For the 17th time, the "High Seas High School" project has enabled its participants to combine learning and sailing. After seven months at sea, the students and crew return home on 1 May.
The Atlantic voyage of the 15 to 18-year-old crew from Kiel, Hamburg, Oldenburg, Cologne, Munich and Switzerland will end in Hamburg's Sandtorhafen harbour. The "Johann Smidt" will moor in the traditional ship harbour at around 11 a.m., and relatives are planning an atmospheric reception. Hartwig Henke, "High Seas High School" project manager at Hermann-Lietz-Schule, Spiekeroog, and Nikolaus Kern, chairman of the Clipper DJS e.V. association, will also welcome the pupils, teachers and the volunteer crew of captain, helmsmen and machinists.
The students have already started packing their sea bags, are preparing for the final leg through the English Channel and have spruced up the ship for the arrival day. Together, the young people have braved the Atlantic waves, weathered stormy winds and enjoyed the gentle trade winds. And they crammed maths, swotted up on biology and struggled through Spanish vocabulary. Along the way, of course, they also learnt about ship operations. This has now become so natural to them that, towards the end of the trip, the ship's command was handed over to the students - under the supervision of the volunteer crew.
Tenerife, Barbados, Panama, Mexico and Cuba were on the sailor's route to the south. Land excursions lasting several weeks brought variety for the newly qualified sailors and many impressions of the different cultures and ways of life. The return journey was via the Bahamas, Bermuda and the Azores.

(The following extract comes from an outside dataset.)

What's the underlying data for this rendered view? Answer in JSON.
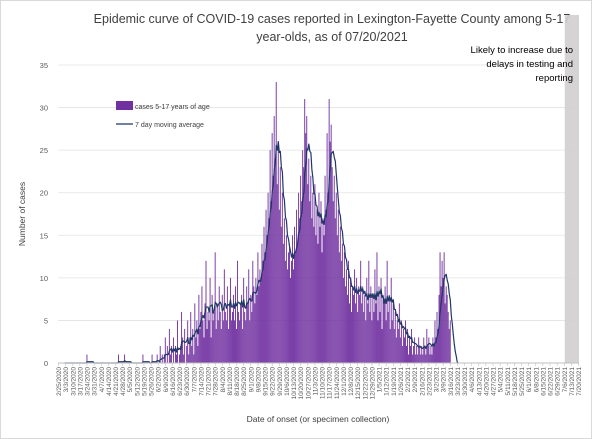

The "Johann Smidt" is a topsail schooner built in Amsterdam in 1974. The ship is 36 metres long, 8 metres wide and has 36 fixed berths. The sail area is 471 square metres.
The Clipper DJS association was founded in Bremen in 1973 as the Deutsches Jugendwerk zur See e.V., a non-profit organisation. Young people between the ages of 15 and 26, but also all other sailing enthusiasts, should be given the opportunity to learn and experience traditional seamanship. Experienced captains, helmsmen, machinists and cooks, who run the ships on a voluntary basis in their free time or during their holidays, ensure that the cruises run smoothly. Above all, they teach everyone who sails with them what they need to know about sailing, the ship and seafaring, because no-one needs any previous seafaring knowledge to come on board.
The "High Seas High School" project has become popularly known as "The Sailing Classroom" in reference to Erich Kästner.